I don't wear the bottoms, just the top. I have 3 of them and pack 2 on every trip.


----------



## TheDrake (Apr 20, 2009)

I have two sets of the UA cold gear,flat out love the stuff,best money spent to stay warm.

Worth every penny.


----------



## siouxhockey (Oct 23, 2007)

I agree that the UA Cold Gear works well when it comes to staying warm and not over heating when sweating. Most of the comments have been about the Cold Gear so I'm curious.....

What do you guys think of the Heat Gear? I wear it to the gym and I think it's not only comfortable but it holds the sweat between your skin and the shirt so when a breeze hits you notice a very nice chill. I also wear it for Antelope archery. Last year I was out and I think the second day of the season it was 103 degrees and that good old NoDak wind provided the breeze I was talking about above. I can't get myself to wear a long sleeve Heat Gear shirt for some reason. It just seems like that is overkill.

Does anyone wear the long sleeve Heat Gear? If so, do you like it. and if you could only have one would you take the long or short sleeved shirt?


----------



## TheDrake (Apr 20, 2009)

siouxhockey said:


> I agree that the UA Cold Gear works well when it comes to staying warm and not over heating when sweating. Most of the comments have been about the Cold Gear so I'm curious.....
> 
> What do you guys think of the Heat Gear? I wear it to the gym and I think it's not only comfortable but it holds the sweat between your skin and the shirt so when a breeze hits you notice a very nice chill. I also wear it for Antelope archery. Last year I was out and I think the second day of the season it was 103 degrees and that good old NoDak wind provided the breeze I was talking about above. I can't get myself to wear a long sleeve Heat Gear shirt for some reason. It just seems like that is overkill.
> 
> Does anyone wear the long sleeve Heat Gear?
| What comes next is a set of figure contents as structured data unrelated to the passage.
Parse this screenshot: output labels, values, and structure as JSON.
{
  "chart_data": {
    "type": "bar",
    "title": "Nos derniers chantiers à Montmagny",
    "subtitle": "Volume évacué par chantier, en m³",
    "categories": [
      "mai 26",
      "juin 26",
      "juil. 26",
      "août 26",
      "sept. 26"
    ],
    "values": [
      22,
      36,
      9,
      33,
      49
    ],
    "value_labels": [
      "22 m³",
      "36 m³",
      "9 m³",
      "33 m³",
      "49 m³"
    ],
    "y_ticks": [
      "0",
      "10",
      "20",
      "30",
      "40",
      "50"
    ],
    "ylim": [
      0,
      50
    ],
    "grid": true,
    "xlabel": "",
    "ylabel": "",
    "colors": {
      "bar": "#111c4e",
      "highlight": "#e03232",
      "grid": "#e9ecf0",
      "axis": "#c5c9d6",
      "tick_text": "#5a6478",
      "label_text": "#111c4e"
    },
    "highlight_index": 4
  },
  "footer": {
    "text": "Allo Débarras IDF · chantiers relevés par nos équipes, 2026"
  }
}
If so, do you like it. and if you could only have one would you take the long or short sleeved shirt?


I dont really have a use for Heat Gear :wink:

I am usually in Max4 tank top and shorts for early season birds!

In all seriousness,a few friends do have a couple Heat Gear shirts and swear by them.


----------



## brian88 (Sep 29, 2009)

definitely worth it. does wonders for sweat/chaffing. do it.


----------